What’s a CCIO? And why doesn’t NZ have them?

It seems that digital health is the poor relative when it comes to modern medicine in New Zealand. The NZHIT report notes there are “no national programmes to enhance the digital literacy of our health workforce and limited pathways to incentivise clinicians to move into digital career paths.”

NZHIT wants to establish a national Digital Health Academy that would “accelerate digital literacy in the health workforce”. Part of its role would be to develop self-learning programmes for healthcare workers, as part of their ongoing professional development.

The report notes that hardly any district health boards have appointed clinical chief information officers (CCIOs). Apparently, it’s very standard over in the UK, but not so prevalent here. There is some discussion of the UK’s National Health System in the report, but it doesn’t make the cut for the sidebar on “international exemplars”. There you will find the usual suspects, countries that have become bywords for modern digital nations: Singapore, Finland, Denmark, and Estonia.
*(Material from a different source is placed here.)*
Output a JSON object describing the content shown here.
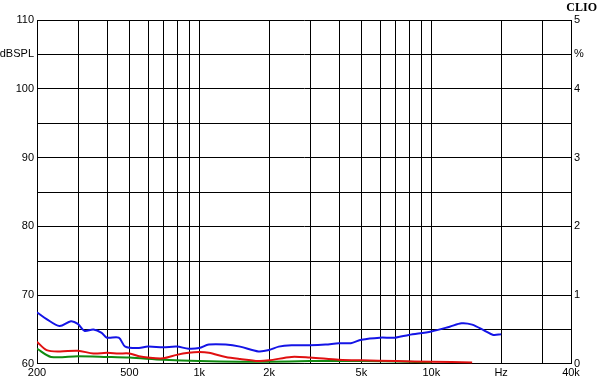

But will a focus on digital improve healthcare outcomes? Unsurprisingly, NZHIT believes it will. And certainly patients/clients/customers/consumers are expecting more digital services, as Mercy Radiology CEO Lloyd McCann told CIO New Zealand last week: “Consumers or patients are actually driving a lot of this evolution that providers must provide now, because frankly it’s not good enough not to be able to interact with your doctor online because that’s not convenient for them,” he says.

Finally, there is a lot of hand-wringing in New Zealand about our lack of productivity, the propensity to work longer rather than ‘smarter’, but it’s hard to determine if the healthcare sector is among the offenders, given the stats quoted in the report from the 37-nation intergovernmental agency Organisation for Economic Cooperation and Development (OECD). New Zealand has 1.2 doctors and 3.8 nurses per hospital bed, compared to the OECD average of 0.8 doctors and 1.8 nurses per bed — this despite New Zealand’s healthcare expenditure per capita being just below the OECD average.